Entre ce que l’on pense et ce qui sort de notre bouche, entre ce qui sort de notre bouche et ce qui est entendu, entre ce qui est entendu et ce qui est compris, entre ce qui est compris et ce qui reste.
Les mots sont une suite inlassable de tentatives échouées. On tente de dire, on tente de comprendre. Même dans la même langue, on tente et on échoue.
Comment dire ?
Écrire serait-il la solution ?
Prendre le temps de réfléchir pour dire ce que l’on veut dire et réussir à faire comprendre et à se libérer de cette volonté de dire.
Oui mais la spontanéité est une richesse indéniable dans la communication.
Dire sans réfléchir- du moins sans trop réfléchir. Laisser la place au hasard, à l’imprévu, à la découverte. Se faire confiance et se lancer. Se laisser littéralement tomber. Pas de risque de se faire mal car le risque n’est qu’une peur. Mais la peur paralyse. Elle bloque ce que l’on a au plus profond de nous-même.
Comment dire ?
Et comment comprendre l’Autre ?
Quand on entend un mot, il y a mille façons de le comprendre. Déceler la signification profonde de chaque mot. L’intonation, le visage du locuteur, mon état d’esprit, mon humeur au moment de la comprendre, mon vocabulaire, mes connaissance, mes pensées, mon avis sont autant de paramètres qui viennent perturber la compréhension linéaire d’un mot. Un petit mot. Un tout petit mot.
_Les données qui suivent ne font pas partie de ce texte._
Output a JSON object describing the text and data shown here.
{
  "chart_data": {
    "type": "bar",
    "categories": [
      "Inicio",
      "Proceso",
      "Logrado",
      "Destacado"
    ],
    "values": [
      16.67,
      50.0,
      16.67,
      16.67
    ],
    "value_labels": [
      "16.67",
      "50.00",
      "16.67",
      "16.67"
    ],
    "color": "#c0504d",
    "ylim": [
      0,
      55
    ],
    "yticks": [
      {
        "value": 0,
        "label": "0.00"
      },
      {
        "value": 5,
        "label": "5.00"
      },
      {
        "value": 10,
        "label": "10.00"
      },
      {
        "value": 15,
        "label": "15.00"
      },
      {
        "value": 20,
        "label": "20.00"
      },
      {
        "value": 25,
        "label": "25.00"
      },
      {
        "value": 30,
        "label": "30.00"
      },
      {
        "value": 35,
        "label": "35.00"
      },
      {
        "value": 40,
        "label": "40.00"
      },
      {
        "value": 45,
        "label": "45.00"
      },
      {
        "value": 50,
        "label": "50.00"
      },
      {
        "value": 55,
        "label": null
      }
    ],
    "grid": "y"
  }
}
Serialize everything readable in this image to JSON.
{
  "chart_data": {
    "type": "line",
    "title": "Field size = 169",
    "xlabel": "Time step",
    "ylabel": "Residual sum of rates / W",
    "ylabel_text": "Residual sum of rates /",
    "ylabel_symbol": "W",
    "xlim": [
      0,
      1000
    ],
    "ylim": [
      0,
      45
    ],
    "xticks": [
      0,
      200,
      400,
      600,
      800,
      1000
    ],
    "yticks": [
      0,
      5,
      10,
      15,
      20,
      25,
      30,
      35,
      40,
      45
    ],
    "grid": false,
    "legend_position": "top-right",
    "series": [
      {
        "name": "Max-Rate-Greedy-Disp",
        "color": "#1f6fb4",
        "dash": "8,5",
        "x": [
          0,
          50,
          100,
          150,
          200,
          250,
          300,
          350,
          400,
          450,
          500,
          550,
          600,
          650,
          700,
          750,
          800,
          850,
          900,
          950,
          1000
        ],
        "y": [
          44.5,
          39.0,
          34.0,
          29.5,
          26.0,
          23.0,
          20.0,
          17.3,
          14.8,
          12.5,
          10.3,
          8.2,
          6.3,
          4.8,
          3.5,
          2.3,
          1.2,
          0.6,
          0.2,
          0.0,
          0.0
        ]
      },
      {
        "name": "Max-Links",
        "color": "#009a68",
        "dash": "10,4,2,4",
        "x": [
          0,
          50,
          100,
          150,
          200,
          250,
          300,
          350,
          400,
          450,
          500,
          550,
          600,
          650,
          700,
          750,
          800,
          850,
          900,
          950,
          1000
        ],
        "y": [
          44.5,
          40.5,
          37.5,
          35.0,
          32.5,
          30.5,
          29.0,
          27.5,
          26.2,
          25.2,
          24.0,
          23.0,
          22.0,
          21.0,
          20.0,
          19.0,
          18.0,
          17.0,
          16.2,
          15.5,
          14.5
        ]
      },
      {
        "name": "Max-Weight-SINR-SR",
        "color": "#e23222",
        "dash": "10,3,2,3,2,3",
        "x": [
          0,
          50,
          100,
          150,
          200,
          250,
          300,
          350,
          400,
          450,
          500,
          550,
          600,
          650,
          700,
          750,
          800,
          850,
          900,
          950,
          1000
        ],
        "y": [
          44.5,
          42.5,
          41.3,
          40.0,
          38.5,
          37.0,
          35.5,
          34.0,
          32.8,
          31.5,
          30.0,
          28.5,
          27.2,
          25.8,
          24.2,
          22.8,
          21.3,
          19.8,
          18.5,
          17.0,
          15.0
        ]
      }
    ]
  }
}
Comment communiquer alors quand un mot sépare autant deux êtres. Et comment l’humanité peut-elle avancer avec autant d’espace et de disparité entre elle.
Alors disons que cette différence n’est pas un éloignement au sens péjoratif du terme et qu’au contraire cette différence devient richesse, laisse la place aux malentendus et aux quiproquos. Mais les incompréhensions et désaccords sont aussi sources de riches initiatives, Nuit debout en est un exemple.
Et puis, la communication, après tout c’est du désordre.
Un entrelacement de malentendus qui donne lieu à de belles choses: la création.
Pensons à un principe sur lequel un livre non écrit par de vraies personnes présentent à un vrai public ce faux livre et le public questionne les auteurs sur ce faux livre qu’ils n’ont, de toute façon, jamais lu puisqu’il n’a jamais été écrit. L’idée du livre imaginaire.
Ce serait ça, en fait, la communication humaine.
Une suite inlassable d’histoires imaginaires que l’on ferait semblant d’avoir lues ou comprises alors que ces histoires n’ont jamais existé.
Le plus gros mensonge de l’univers.
Et le plus drôle, aussi.
Texte écrit à partir d’une phrase du roman du livre Le maître ignorant, cinq leçon d’émancipation intellectuelle, Jacques Rancière, Fayard, 1988.